AT the height of its notoriety, the Baina beach was home to 2,500 commercial sex victims (CSVs), around 60 per cent of them from Andhra Pradesh and the rest mainly from Karnataka. However, the number had come down to around 450 by the June 14 demolition.

Baina's association with the sex trade goes back to the Portuguese colonial times when seamen visiting the nearby port of Mormugao spent time at Baina. The post-colonial era saw a rapid expansion of the port and with it a large floating population of seamen and labour. Added to this was the influx of domestic tourists. Baina's notoriety grew rapidly and by the early 1970s the flesh trade had struck root, with clients being drawn from the floating population, the migrants and the local people.

The post-Independence era also brought about a sea change in the profile of the sex workers at Baina. With better educational and employment opportunities available to the local population, Goans disassociated themselves from the flesh trade. Goan CSVs were soon replaced, initially by women from Karnataka's northern districts such as Bagalkot, Bijapur, Gadag and Dharawad, and later by women from Andhra Pradesh's coastal belt areas such as Rajamundry, Vijayawada, Mandapeta and Kakinada. In the past 20 years women from Andhra Pradesh outnumbered those from Karnataka.
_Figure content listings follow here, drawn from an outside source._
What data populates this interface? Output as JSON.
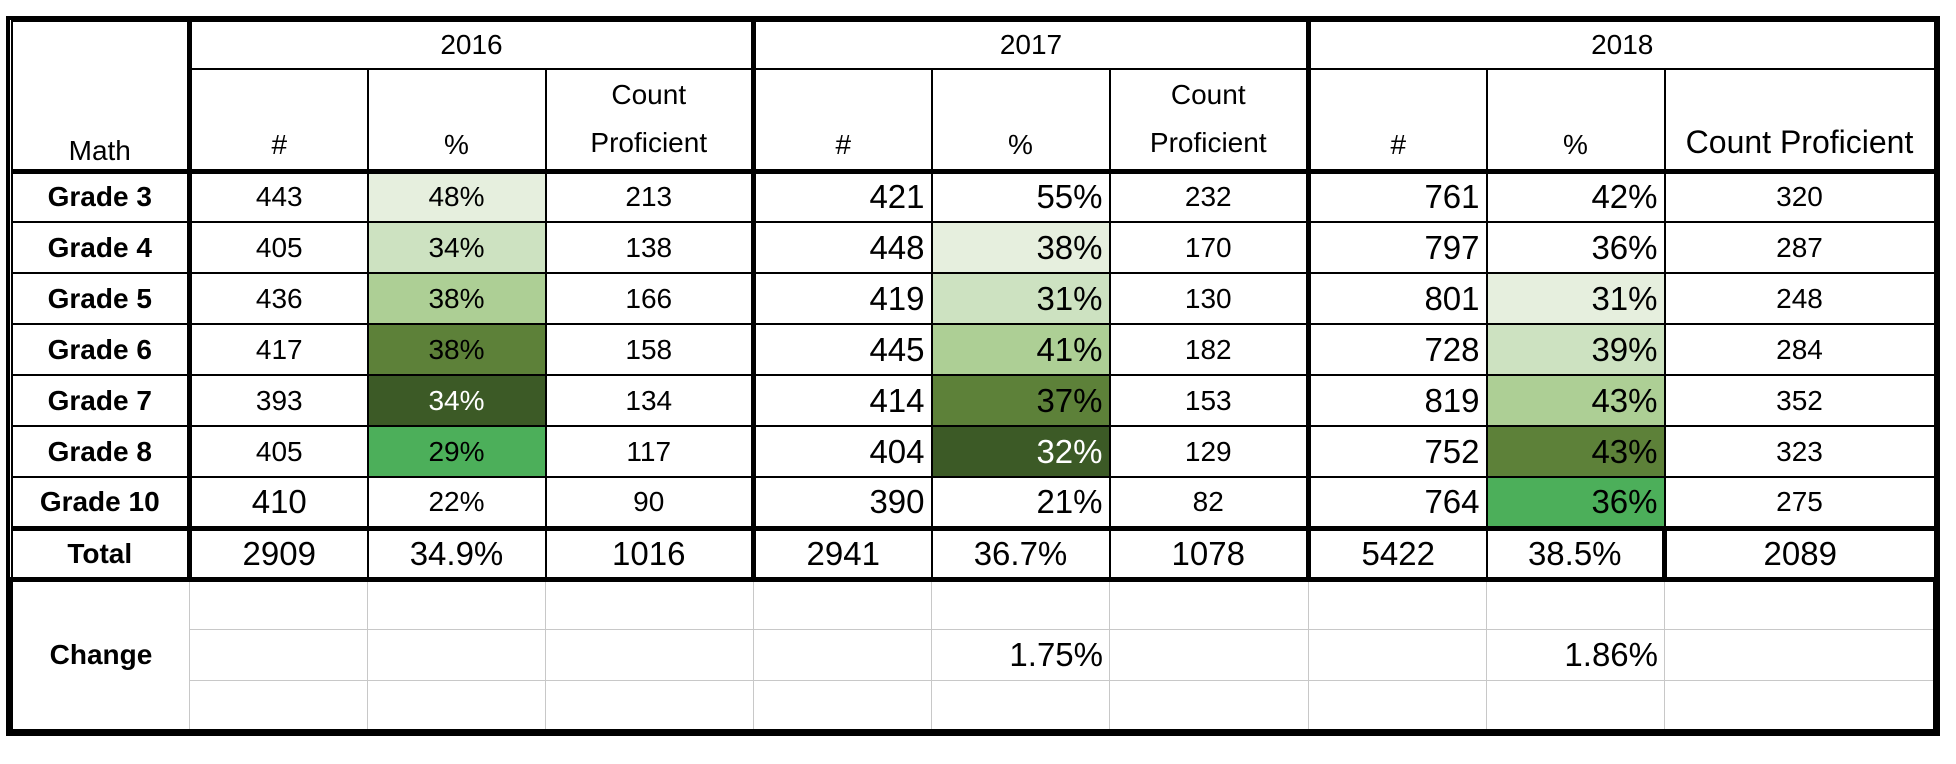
{
  "table": {
    "corner_label": "Math",
    "years": [
      "2016",
      "2017",
      "2018"
    ],
    "subheaders": {
      "y2016": [
        "#",
        "%",
        "Count\nProficient"
      ],
      "y2017": [
        "#",
        "%",
        "Count\nProficient"
      ],
      "y2018": [
        "#",
        "%",
        "Count Proficient"
      ]
    },
    "rows": [
      {
        "label": "Grade 3",
        "y2016": {
          "n": "443",
          "pct": "48%",
          "count": "213"
        },
        "y2017": {
          "n": "421",
          "pct": "55%",
          "count": "232"
        },
        "y2018": {
          "n": "761",
          "pct": "42%",
          "count": "320"
        }
      },
      {
        "label": "Grade 4",
        "y2016": {
          "n": "405",
          "pct": "34%",
          "count": "138"
        },
        "y2017": {
          "n": "448",
          "pct": "38%",
          "count": "170"
        },
        "y2018": {
          "n": "797",
          "pct": "36%",
          "count": "287"
        }
      },
      {
        "label": "Grade 5",
        "y2016": {
          "n": "436",
          "pct": "38%",
          "count": "166"
        },
        "y2017": {
          "n": "419",
          "pct": "31%",
          "count": "130"
        },
        "y2018": {
          "n": "801",
          "pct": "31%",
          "count": "248"
        }
      },
      {
        "label": "Grade 6",
        "y2016": {
          "n": "417",
          "pct": "38%",
          "count": "158"
        },
        "y2017": {
          "n": "445",
          "pct": "41%",
          "count": "182"
        },
        "y2018": {
          "n": "728",
          "pct": "39%",
          "count": "284"
        }
      },
      {
        "label": "Grade 7",
        "y2016": {
          "n": "393",
          "pct": "34%",
          "count": "134"
        },
        "y2017": {
          "n": "414",
          "pct": "37%",
          "count": "153"
        },
        "y2018": {
          "n": "819",
          "pct": "43%",
          "count": "352"
        }
      },
      {
        "label": "Grade 8",
        "y2016": {
          "n": "405",
          "pct": "29%",
          "count": "117"
        },
        "y2017": {
          "n": "404",
          "pct": "32%",
          "count": "129"
        },
        "y2018": {
          "n": "752",
          "pct": "43%",
          "count": "323"
        }
      },
      {
        "label": "Grade 10",
        "y2016": {
          "n": "410",
          "pct": "22%",
          "count": "90"
        },
        "y2017": {
          "n": "390",
          "pct": "21%",
          "count": "82"
        },
        "y2018": {
          "n": "764",
          "pct": "36%",
          "count": "275"
        }
      }
    ],
    "total": {
      "label": "Total",
      "y2016": {
        "n": "2909",
        "pct": "34.9%",
        "count": "1016"
      },
      "y2017": {
        "n": "2941",
        "pct": "36.7%",
        "count": "1078"
      },
      "y2018": {
        "n": "5422",
        "pct": "38.5%",
        "count": "2089"
      }
    },
    "change": {
      "label": "Change",
      "y2017_pct": "1.75%",
      "y2018_pct": "1.86%"
    },
    "heatmap_colors": {
      "pale": "#e6efde",
      "light": "#cde2c1",
      "medium": "#adcf95",
      "dark": "#5d8139",
      "darkest": "#3c5a26",
      "bright": "#4caf5a"
    }
  }
}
The Devadasi system that prevailed in Karnataka played a major role in sending many young girls to Baina. Girls, mainly from poverty-stricken families, were brought to Goa promising jobs as domestic helps or labourers and then forced into the flesh trade. In other instances, agents provided loans to families that had migrated to Baina looking for construction work and, when they failed to pay back, forced their women into the trade. In many cases the girl became the family's only breadwinner.

It was poverty, the trauma of a failed love affair or, in the majority of cases, landlords who exploited their families, that drove the girls from Andhra Pradesh to Baina. Tara, who is from a village close to Vijayawada, said: "The practice of vetti chakiri [bonded labour] helped the landlord harass my family. Not only had I and the rest of my family to toil in the fields the whole day, but I had to visit the landlord, his son and his son-in-law at night. I ran away to Vijayawada and then a man brought me to Baina and sold me to a gharwali. This is better than staying in my village. At least here I earn money and spend it as I like."

According to the CSVs, the trafficking of girls from Andhra Pradesh to Baina is part of a well-organised racket. Prospective victims are identified and contracted by agents who in many cases pay the girl's parents or guardians an advance of about Rs.15,000. The girl is then sold to a gharwali. The girl is expected to earn at least Rs.500 every day if she is to secure an income. This continues for three to four months, during which time, depending on her age and appearance, she could earn between Rs.5,000 and Rs.15,000 a month. Later she is dispatched to other destinations in India. Simultaneously, girls from other places are sent to Baina, thereby ensuring a regular supply of new CSVs at each location.